I’m not sure why I’m writing about all of this publicly. Dejan would say I just like talking about myself because I’m the “narcissistic cat”. That’s true enough. I guess I also feel that talking about it publicly helps me to take responsibility for these changes and monitor them, and also perhaps helps others to fight any stigma or shame they might feel for being on psychotropics to treat conditions such as anxiety or depression. A few years ago there were very ugly discussions about psychotropic drugs following in the wake of the publication of Fisher’s Capitalist Realism (and Mark K-Punk wasn’t guilty of this), where it was basically said that those of us using psychotropics are somehow shills for neoliberal capitalism. In other words, the manner in which these drugs have helped many of us and rendered our lives manageable was somehow portrayed as us being duped by the ravages of capitalism and contemporary labor and as ways of not addressing the real problem. The idea seemed to be that if we wish to fight our debilitating depression and anxiety disorders, we must first topple capitalism. Ever since then I’ve felt a sort of moral responsibility to speak up about my own relationship to these things– with full awareness of the often horrible side-effects some of these drugs can have –and to contribute to awareness about mental illness (though I hate that term). I guess this puts me in the position of people being able to say “he’s gone off his meds”, but so be it.
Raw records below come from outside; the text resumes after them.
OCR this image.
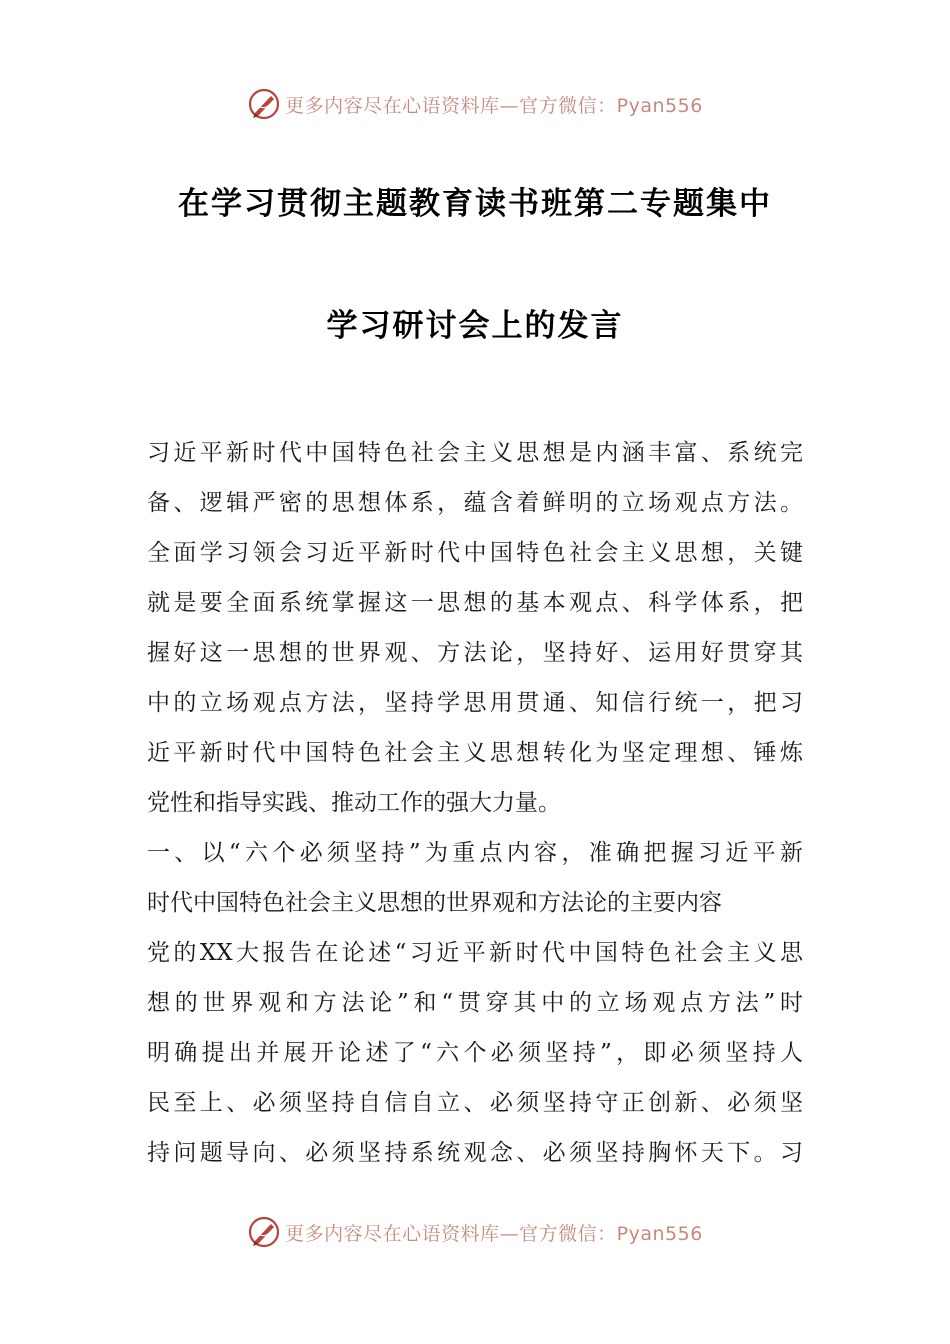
更多内容尽在心语资料库—官方微信：Pyan556
在学习贯彻主题教育读书班第二专题集中
学习研讨会上的发言
习近平新时代中国特色社会主义思想是内涵丰富、系统完
备、逻辑严密的思想体系，蕴含着鲜明的立场观点方法。
全面学习领会习近平新时代中国特色社会主义思想，关键
就是要全面系统掌握这一思想的基本观点、科学体系，把
握好这一思想的世界观、方法论，坚持好、运用好贯穿其
中的立场观点方法，坚持学思用贯通、知信行统一，把习
近平新时代中国特色社会主义思想转化为坚定理想、锤炼
党性和指导实践、推动工作的强大力量。
一、以“六个必须坚持”为重点内容，准确把握习近平新
时代中国特色社会主义思想的世界观和方法论的主要内容
党的XX大报告在论述“习近平新时代中国特色社会主义思
想的世界观和方法论”和“贯穿其中的立场观点方法”时
明确提出并展开论述了“六个必须坚持”，即必须坚持人
民至上、必须坚持自信自立、必须坚持守正创新、必须坚
持问题导向、必须坚持系统观念、必须坚持胸怀天下。习
更多内容尽在心语资料库—官方微信：Pyan556
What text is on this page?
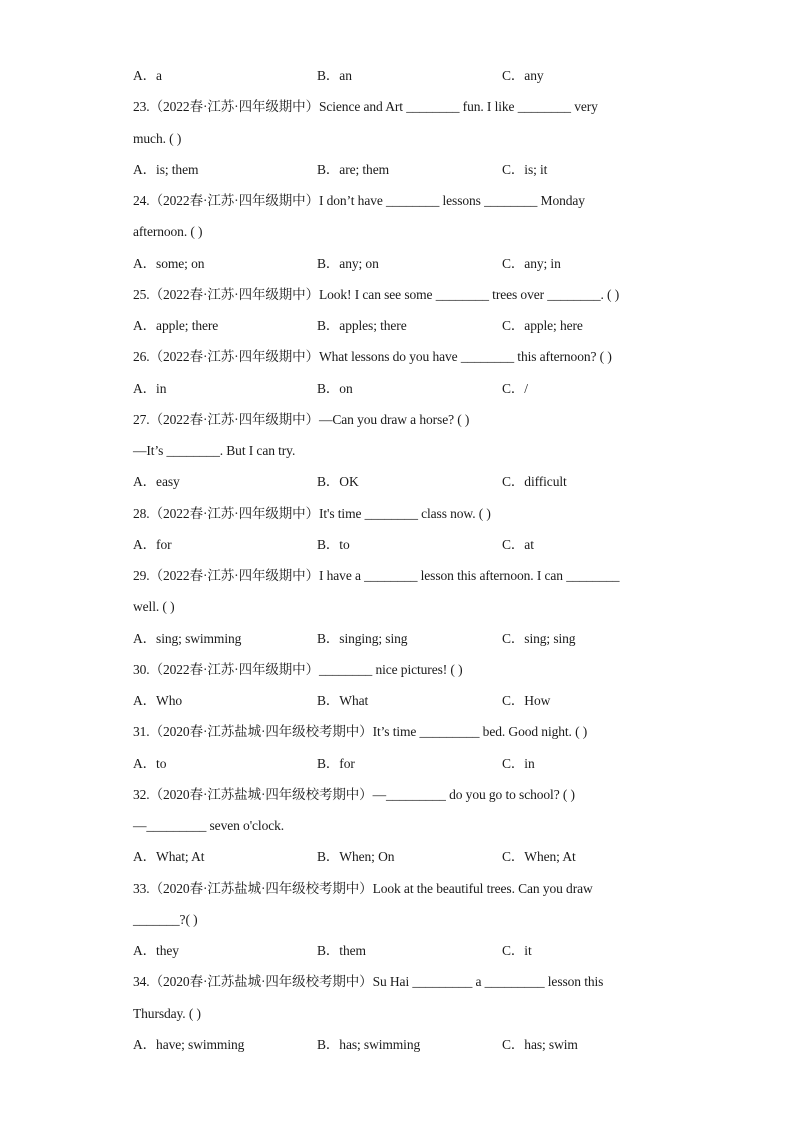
A．a	B．an	C．any
23.（2022春·江苏·四年级期中）Science and Art ________ fun. I like ________ very
much. ( )
A．is; them	B．are; them	C．is; it
24.（2022春·江苏·四年级期中）I don’t have ________ lessons ________ Monday
afternoon. ( )
A．some; on	B．any; on	C．any; in
25.（2022春·江苏·四年级期中）Look! I can see some ________ trees over ________. ( )
A．apple; there	B．apples; there	C．apple; here
26.（2022春·江苏·四年级期中）What lessons do you have ________ this afternoon? ( )
A．in	B．on	C．/
27.（2022春·江苏·四年级期中）—Can you draw a horse? ( )
—It’s ________. But I can try.
A．easy	B．OK	C．difficult
28.（2022春·江苏·四年级期中）It's time ________ class now. ( )
A．for	B．to	C．at
29.（2022春·江苏·四年级期中）I have a ________ lesson this afternoon. I can ________
well. ( )
A．sing; swimming	B．singing; sing	C．sing; sing
30.（2022春·江苏·四年级期中）________ nice pictures! ( )
A．Who	B．What	C．How
31.（2020春·江苏盐城·四年级校考期中）It’s time _________ bed. Good night. ( )
A．to	B．for	C．in
32.（2020春·江苏盐城·四年级校考期中）—_________ do you go to school? ( )
—_________ seven o'clock.
A．What; At	B．When; On	C．When; At
33.（2020春·江苏盐城·四年级校考期中）Look at the beautiful trees. Can you draw
_______?( )
A．they	B．them	C．it
34.（2020春·江苏盐城·四年级校考期中）Su Hai _________ a _________ lesson this
Thursday. ( )
A．have; swimming	B．has; swimming	C．has; swim
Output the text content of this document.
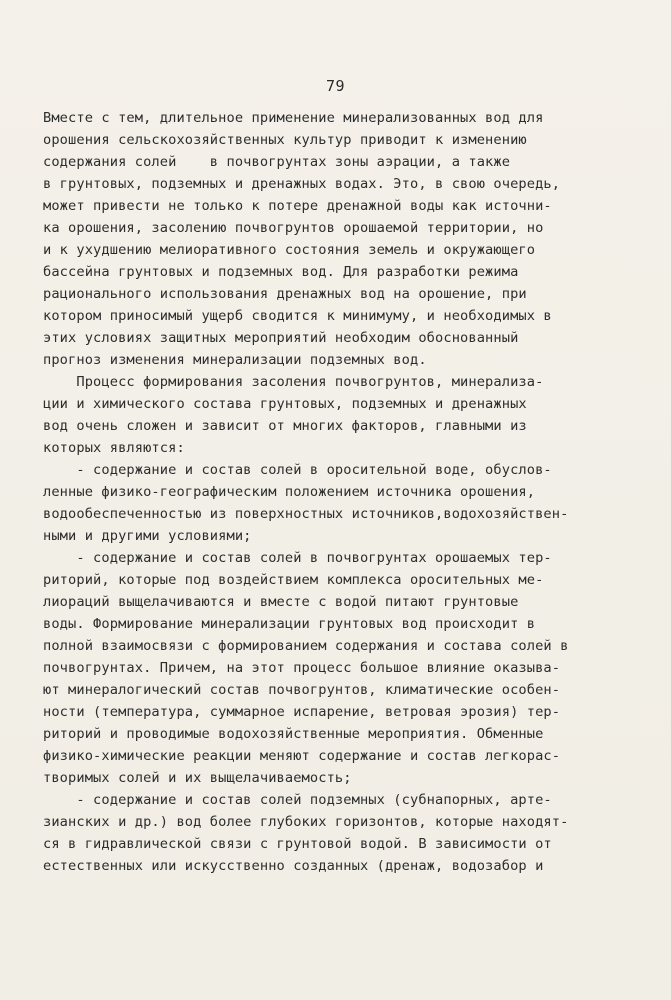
79
Вместе с тем, длительное применение минерализованных вод для
орошения сельскохозяйственных культур приводит к изменению
содержания солей    в почвогрунтах зоны аэрации, а также
в грунтовых, подземных и дренажных водах. Это, в свою очередь,
может привести не только к потере дренажной воды как источни-
ка орошения, засолению почвогрунтов орошаемой территории, но
и к ухудшению мелиоративного состояния земель и окружающего
бассейна грунтовых и подземных вод. Для разработки режима
рационального использования дренажных вод на орошение, при
котором приносимый ущерб сводится к минимуму, и необходимых в
этих условиях защитных мероприятий необходим обоснованный
прогноз изменения минерализации подземных вод.
Процесс формирования засоления почвогрунтов, минерализа-
ции и химического состава грунтовых, подземных и дренажных
вод очень сложен и зависит от многих факторов, главными из
которых являются:
- содержание и состав солей в оросительной воде, обуслов-
ленные физико-географическим положением источника орошения,
водообеспеченностью из поверхностных источников,водохозяйствен-
ными и другими условиями;
- содержание и состав солей в почвогрунтах орошаемых тер-
риторий, которые под воздействием комплекса оросительных ме-
лиораций выщелачиваются и вместе с водой питают грунтовые
воды. Формирование минерализации грунтовых вод происходит в
полной взаимосвязи с формированием содержания и состава солей в
почвогрунтах. Причем, на этот процесс большое влияние оказыва-
ют минералогический состав почвогрунтов, климатические особен-
ности (температура, суммарное испарение, ветровая эрозия) тер-
риторий и проводимые водохозяйственные мероприятия. Обменные
физико-химические реакции меняют содержание и состав легкорас-
творимых солей и их выщелачиваемость;
- содержание и состав солей подземных (субнапорных, арте-
зианских и др.) вод более глубоких горизонтов, которые находят-
ся в гидравлической связи с грунтовой водой. В зависимости от
естественных или искусственно созданных (дренаж, водозабор и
I think we need more complicated, nuanced understandings of psychic space that think the interplay of the signifier, social forces, interpersonal relations, and brain chemistry, that aren’t so quick to reduce certain psychic structures to products of the signifier– I recently read a distinguished French psychoanalyst contend that cystic fibrosis is a form of ordinary psychosis!?!?! –but recognizing that not only is there an interplay between the sociological, the signifying, and the chemistry, but that there are also organic disorders that aren’t a matter of the signifier at all.
At any rate, I’m happy to bid my mistress paxil adieu, and am thankful for the time we spent together. I’m trepidatious about our future apart, but also confident that things will go well so long as I take care of myself and do not betray the truth of my desire or self.